"Sir Carton de Wiart served in the Boer War, World War One and World War Two. In the process he was shot in the face, losing his left eye, and was also shot through the skull, hip, leg, ankle and ear.
In WW1 he was severely wounded on eight occasions and mentioned in dispatches six times.
Having previously lost an eye and a hand in battle, Carton de Wiart, as commanding officer, was seen by his men pulling the pins of grenades out with his teeth and hurling them with his one good arm during the Battle of the Somme, winning the Victoria Cross.
It says much for Carton de Wiart's character that despite being one of the most battle-scarred soldiers in the history of the British Army, he wrote in his autobiography: "Frankly, I had enjoyed the war."
He was born into an aristocratic family in Brussels on 5 May 1880. In 1891 he was sent to boarding school in England, going on to study law at Oxford.
In 1899 he saw the opportunity to experience his first taste of war. Abandoning his studies, he left for South Africa to serve as a trooper in the British Army during the second Boer War. As he was under military age, wasn't a British subject and didn't have his father's consent, he pretended to be 25 and signed up under a pseudonym.
It was a baptism of fire which ended with him receiving bullet wounds to the stomach and groin, necessitating a return to England. Although eager to get back in the mix again, he had to wait more than a decade to experience further front-line action.
At the outbreak of WW1 in November 1914, Carton de Wiart, now naturalised as a British subject, was serving with the Somaliland Camel Corps, fighting the forces of the Dervish state.
During an attack on an enemy stronghold, he was shot in the arm and in the face, losing his left eye and part of his ear. He received the Distinguished Service Order (DSO) for his exploits.
Speaking in 1964 Lord Ismay, who served alongside Carton de Wiart in Somaliland, described the incident:
"He didn't check his stride but I think the bullet stung him up as his language was awful. The doctor could do nothing for his eye, but we had to keep him with us. He must have been in agony."
Lord Ismay also gave an insight into Carton de Wiart's innate love of fighting:
"I honestly believe that he regarded the loss of an eye as a blessing as it allowed him to get out of Somaliland to Europe where he thought the real action was."
He returned to England to recover in a nursing home in Park Lane. He was to return to this same place on each subsequent occasion he was injured. This became such a regular occurrence that they kept his own pajamas ready for his next visit.
While recuperating from these injuries, Carton de Wiart received a glass eye. It caused him such discomfort that he allegedly threw it from a taxi and instead acquired a black eye patch.
Such setbacks were not to delay him long. He soon realised his ambition to fight on the Western Front when he was sent to Ypres in May 1915.
During the Second Battle of Ypres, the Germans launched an artillery barrage in which Carton de Wiart's left hand was shattered. According to his autobiography, Happy Odyssey, he tore off two fingers when the doctor refused to amputate them. His hand was removed by a surgeon later that year.
After a period of recovery, Carton de Wiart once more managed to convince a medical board he was fit for battle. In 1916, he took command of the 8th Battalion, Gloucestershire Regiment, and while commanding them at the Somme his legend was cemented.

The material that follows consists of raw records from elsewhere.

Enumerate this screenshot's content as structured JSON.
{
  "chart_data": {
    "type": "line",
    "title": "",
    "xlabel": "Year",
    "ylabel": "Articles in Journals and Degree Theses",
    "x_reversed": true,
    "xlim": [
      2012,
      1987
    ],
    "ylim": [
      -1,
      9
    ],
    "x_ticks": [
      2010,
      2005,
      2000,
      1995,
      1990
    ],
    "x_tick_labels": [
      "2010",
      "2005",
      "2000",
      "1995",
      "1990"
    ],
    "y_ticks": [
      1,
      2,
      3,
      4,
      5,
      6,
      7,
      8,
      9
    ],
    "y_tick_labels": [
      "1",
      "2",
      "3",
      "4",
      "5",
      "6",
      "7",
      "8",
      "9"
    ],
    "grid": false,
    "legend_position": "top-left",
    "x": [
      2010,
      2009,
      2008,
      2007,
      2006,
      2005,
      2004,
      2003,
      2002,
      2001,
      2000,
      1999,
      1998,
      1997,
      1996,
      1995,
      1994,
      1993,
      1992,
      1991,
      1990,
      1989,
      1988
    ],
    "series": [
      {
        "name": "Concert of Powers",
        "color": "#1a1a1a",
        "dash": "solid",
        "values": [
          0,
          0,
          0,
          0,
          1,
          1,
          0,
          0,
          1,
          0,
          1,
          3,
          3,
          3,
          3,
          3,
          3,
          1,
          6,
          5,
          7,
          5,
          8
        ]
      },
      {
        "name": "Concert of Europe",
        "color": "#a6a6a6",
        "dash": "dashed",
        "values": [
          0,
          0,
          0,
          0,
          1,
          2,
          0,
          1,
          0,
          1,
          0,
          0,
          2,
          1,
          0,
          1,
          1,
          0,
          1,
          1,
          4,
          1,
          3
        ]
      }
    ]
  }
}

He electrified his men. The eye patch, empty sleeve and striking moustache, combined with his bravery, made him famous, with men under his command describing his presence as helping to alleviate their fear before going over the top.

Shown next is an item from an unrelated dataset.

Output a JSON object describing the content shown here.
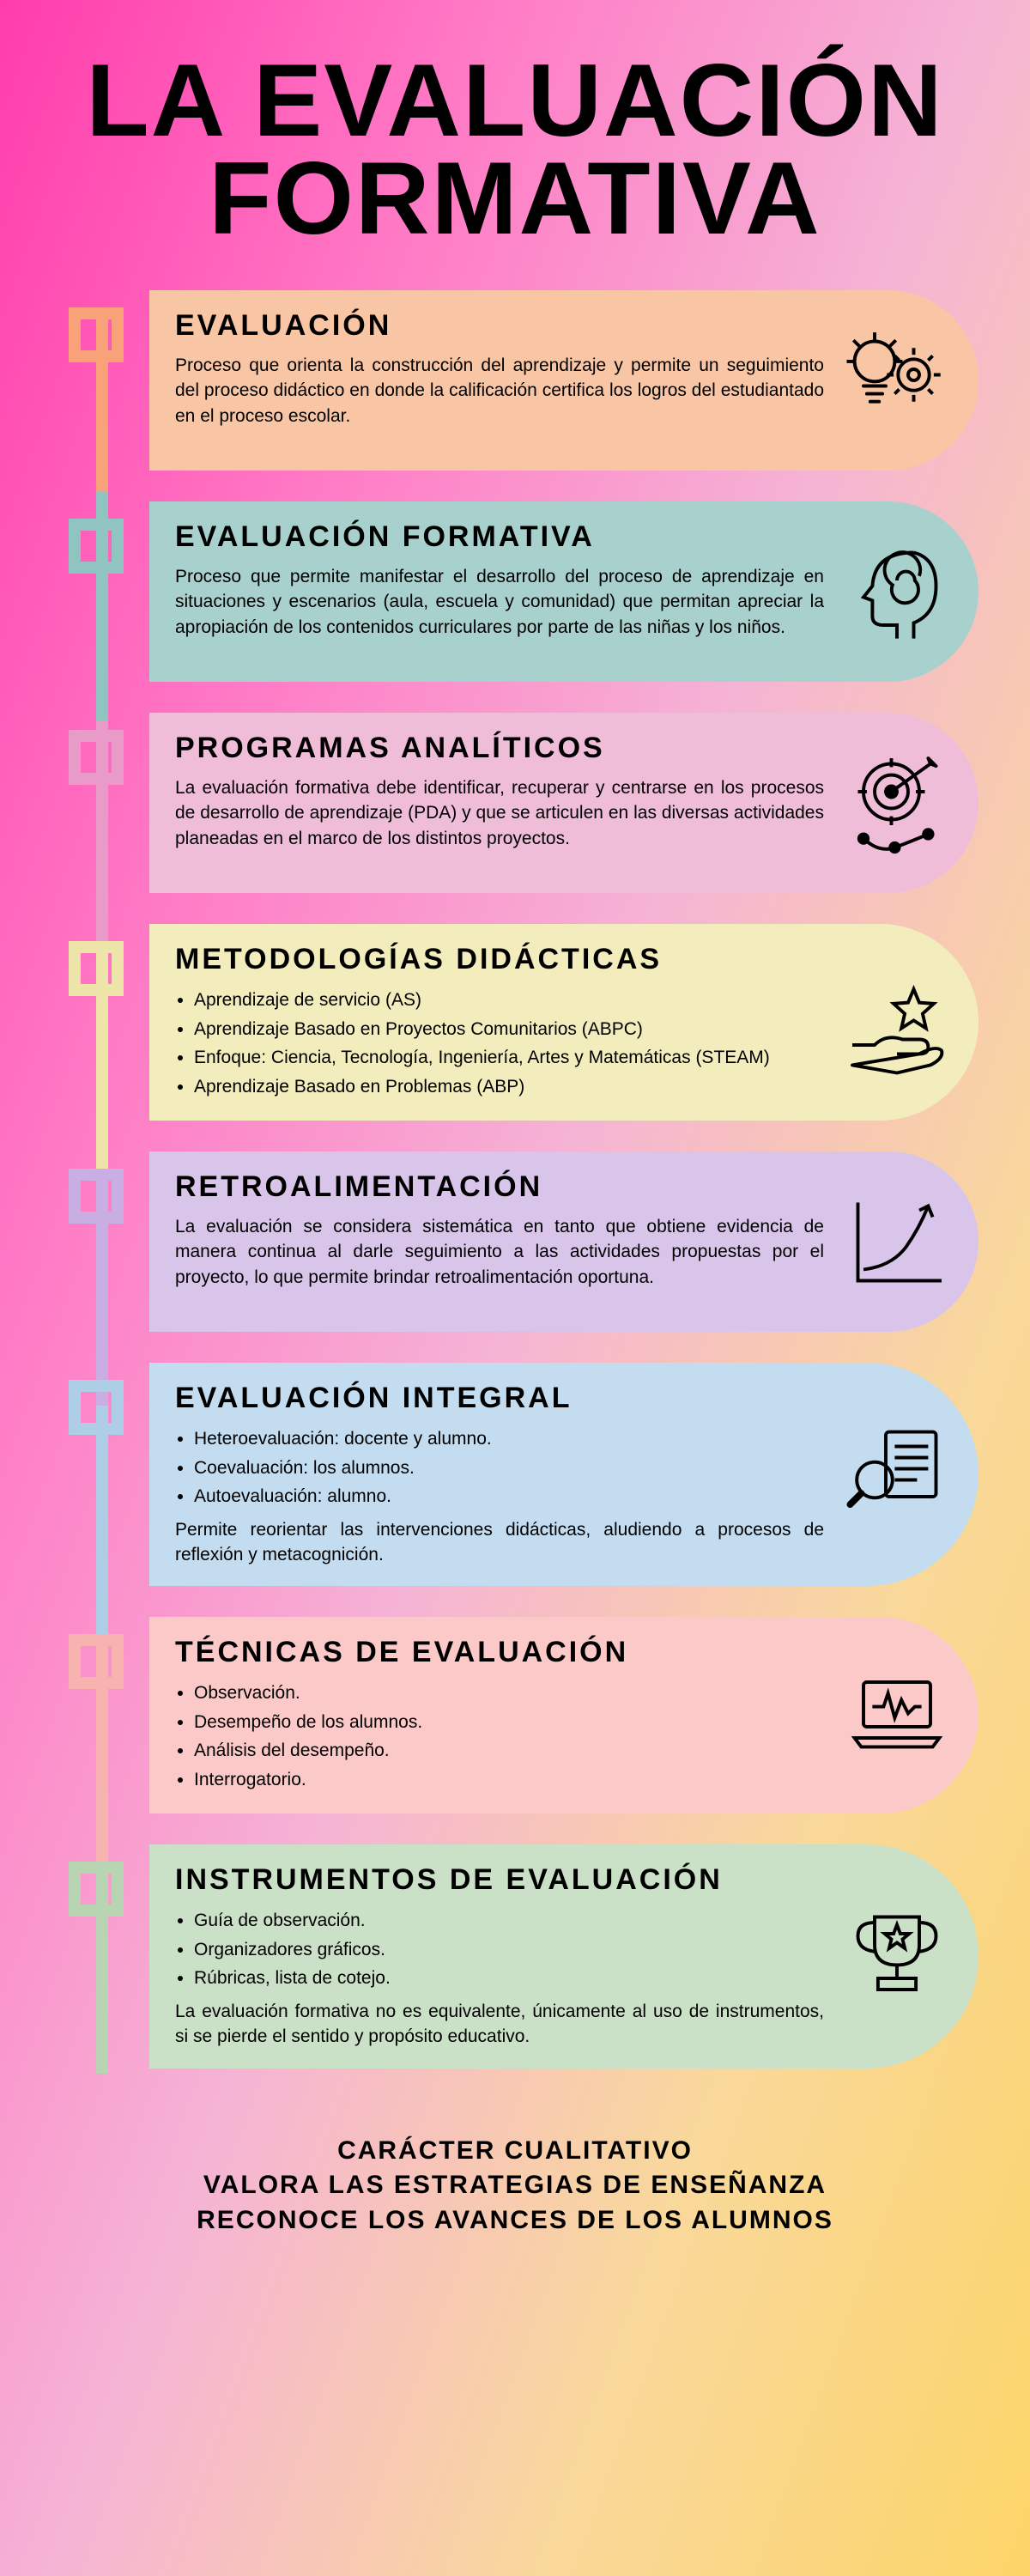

During fierce fighting, the battle for the village of La Boiselle swayed back and forth. When three other commanding officers were killed, Carton de Wiart took charge of all units fighting in the village and led from the front, holding off enemy counterattacks.
He took part in a number of other offensives during the war, picking up more injuries. Mr A Holmes, who served as Carton de Wiart's "batman" or personal servant, told the 1964 BBC Home Service programme, In Our Time, how his commanding officer had a particularly lucky escape during another Somme offensive.
"They shifted us from Ypres then back on the Somme again to the Devil's Wood, and that's where the old man got shot through the back of the head. But fortunately it missed his spinal cord."
Carton de Wiart lived in Poland for most of the inter-war period but his military career was not yet over. When World War Two broke out, he led a campaign in Norway in 1940 and was briefly stationed in Northern Ireland.
In April 1941 he was dispatched to form a British military mission in Yugoslavia, but his aircraft was shot down over the Mediterranean. After swimming to shore, he was captured by the Italians. Despite being in his 60s, he made numerous attempts to escape the PoW camp, on one occasion eluding recapture for eight days - quite a feat given his distinctive appearance and lack of Italian.
He was eventually released over two years later and was then sent to China by Winston Churchill to be his personal representative to Nationalist leader Chiang Kai-shek, a post he held until 1946.
In retirement, he eventually settled in County Cork, spending his time fishing. Having proved indestructible on the battlefield, he died peacefully in 1963, aged 83."